Storing stock data tick by tick, best way?

Hi,
I’m transalting csv stock data file tick to hdf5 file to mange efficently and rapid acess to the data,
I’m undecided whether to create:

  1. a single file for all stocks with a daily table for each share
  2. one file a day with data from all stocks divided into tables
  3. a file for each stock with a daily table
    my main problems are to be able to access data quickly by selecting the time frame for different stocks
    example:
    1 min for 10 days of 5 stocks
    1 min for 5 years of 5 stocks
    I have already considered using a hd ssd 1tb (expandable) dedicated to managing only the db
    I do not intend to use data compression because it would involve a problem in finding the data quickly and i think to use UTC time
    some suggestions?

check out H5CPP.ca, an easy to use template library, which is specifically designed for event based datasets such as HFT, supports most linear algebra libraries as well std::vector<your_pod_struct>.

You could model data with an extendable dataset: cube or higher dimensions, and cross cut it to get the desired slice.
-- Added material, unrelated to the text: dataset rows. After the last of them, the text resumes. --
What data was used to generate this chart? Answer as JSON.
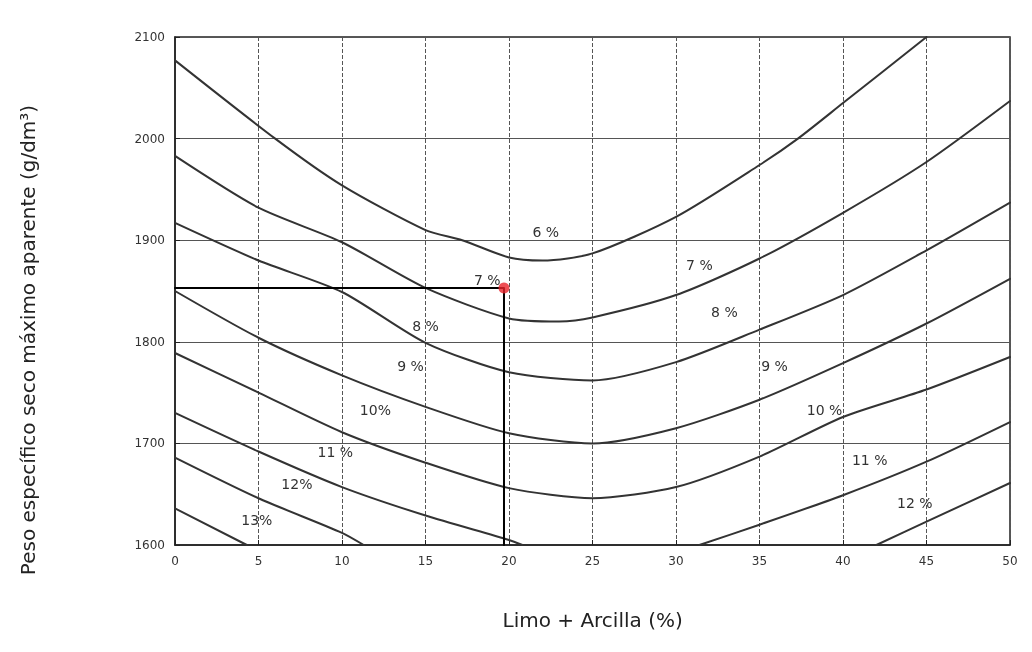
{
  "chart_data": {
    "type": "line",
    "xlabel": "Limo + Arcilla (%)",
    "ylabel": "Peso específico seco máximo aparente (g/dm³)",
    "xlim": [
      0,
      50
    ],
    "xticks": [
      0,
      5,
      10,
      15,
      20,
      25,
      30,
      35,
      40,
      45,
      50
    ],
    "ylim": [
      1600,
      2100
    ],
    "yticks": [
      1600,
      1700,
      1800,
      1900,
      2000,
      2100
    ],
    "grid": true,
    "marker": "none",
    "line_style": "solid",
    "series": [
      {
        "color": "#333333",
        "x": [
          0,
          6,
          10,
          15,
          17.2,
          20,
          22,
          25,
          30,
          35,
          37.3,
          40,
          45
        ],
        "values": [
          2077,
          2000,
          1954,
          1910,
          1900,
          1883,
          1880,
          1887,
          1923,
          1974,
          2000,
          2035,
          2100
        ]
      },
      {
        "color": "#333333",
        "x": [
          0,
          5,
          10,
          15,
          20,
          23,
          25,
          30,
          35,
          40,
          45,
          50
        ],
        "values": [
          1983,
          1932,
          1898,
          1853,
          1823,
          1820,
          1824,
          1846,
          1882,
          1927,
          1977,
          2037
        ]
      },
      {
        "color": "#333333",
        "x": [
          0,
          5,
          10,
          15,
          20,
          25,
          30,
          35,
          40,
          45,
          50
        ],
        "values": [
          1917,
          1880,
          1849,
          1799,
          1770,
          1762,
          1780,
          1812,
          1846,
          1890,
          1937
        ]
      },
      {
        "color": "#333333",
        "x": [
          0,
          5,
          10,
          15,
          20,
          25,
          30,
          35,
          40,
          45,
          50
        ],
        "values": [
          1850,
          1804,
          1767,
          1736,
          1710,
          1700,
          1715,
          1743,
          1779,
          1818,
          1862
        ]
      },
      {
        "color": "#333333",
        "x": [
          0,
          5,
          10,
          15,
          20,
          25,
          30,
          35,
          40,
          45,
          50
        ],
        "values": [
          1789,
          1750,
          1711,
          1681,
          1656,
          1646,
          1657,
          1687,
          1726,
          1753,
          1785
        ]
      },
      {
        "color": "#333333",
        "x": [
          0,
          5,
          10,
          15,
          20,
          20.8,
          25,
          31.4,
          35,
          40,
          45,
          50
        ],
        "values": [
          1730,
          1692,
          1657,
          1629,
          1605,
          1600,
          null,
          1600,
          1620,
          1649,
          1682,
          1721
        ]
      },
      {
        "color": "#333333",
        "x": [
          0,
          5,
          10,
          11.3,
          25,
          42,
          45,
          50
        ],
        "values": [
          1686,
          1646,
          1612,
          1600,
          null,
          1600,
          1623,
          1661
        ]
      },
      {
        "color": "#333333",
        "x": [
          0,
          4.3
        ],
        "values": [
          1636,
          1600
        ]
      },
      {
        "color": "#000000",
        "x": [
          0,
          19.7,
          19.7
        ],
        "values": [
          1853,
          1853,
          1600
        ]
      },
      {
        "type": "scatter",
        "marker": "circle",
        "color": "#e8232a",
        "x": [
          19.7
        ],
        "values": [
          1853
        ]
      }
    ],
    "annotations": [
      {
        "text": "6 %",
        "x": 22.2,
        "y": 1908
      },
      {
        "text": "7 %",
        "x": 18.7,
        "y": 1861
      },
      {
        "text": "7 %",
        "x": 31.4,
        "y": 1876
      },
      {
        "text": "8 %",
        "x": 15,
        "y": 1816
      },
      {
        "text": "8 %",
        "x": 32.9,
        "y": 1829
      },
      {
        "text": "9 %",
        "x": 14.1,
        "y": 1776
      },
      {
        "text": "9 %",
        "x": 35.9,
        "y": 1776
      },
      {
        "text": "10%",
        "x": 12,
        "y": 1733
      },
      {
        "text": "10 %",
        "x": 38.9,
        "y": 1733
      },
      {
        "text": "11 %",
        "x": 9.6,
        "y": 1692
      },
      {
        "text": "11 %",
        "x": 41.6,
        "y": 1684
      },
      {
        "text": "12%",
        "x": 7.3,
        "y": 1660
      },
      {
        "text": "12 %",
        "x": 44.3,
        "y": 1641
      },
      {
        "text": "13%",
        "x": 4.9,
        "y": 1625
      }
    ]
  }
}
Armadillo supports cubes out of the box; h5cpp partial read/write can map higher dimensional slices into vectors, matrices and cubes.

h5::create(fd, {nminutes_in_day, ninstruments, H5_UNLIMITED}; // an extendable cube

A single dataset may be a good representation for read/write dataset, but harder to see how you organize trading days, etc… Therefore I prefer keeping HFT IRTS datasets in daily single streams and similarly RTS datasets in daily single matrices. Then use circular buffer to stitch them into a clock, which you can roll along days with a given set of days in view.

Tables are non homogeneous datasets, and clumsy to use straight out, nor can you place them into a linalg container, they are better to be represented as floats/doubles.

best wishes

steven

1 Like

We use the python library dask (installs easily with anaconda python). This lets you define datasets / arrays across memory and files using e.g. dask.array.concatenate. Then you can lay out files as you want across timeframes and disk systems.

Personally, on my desktop PC, I use the btrfs filesystem which can span multiple drives. Then you can get the disk(s) that make sense for you and don’t worry about physical devices too much.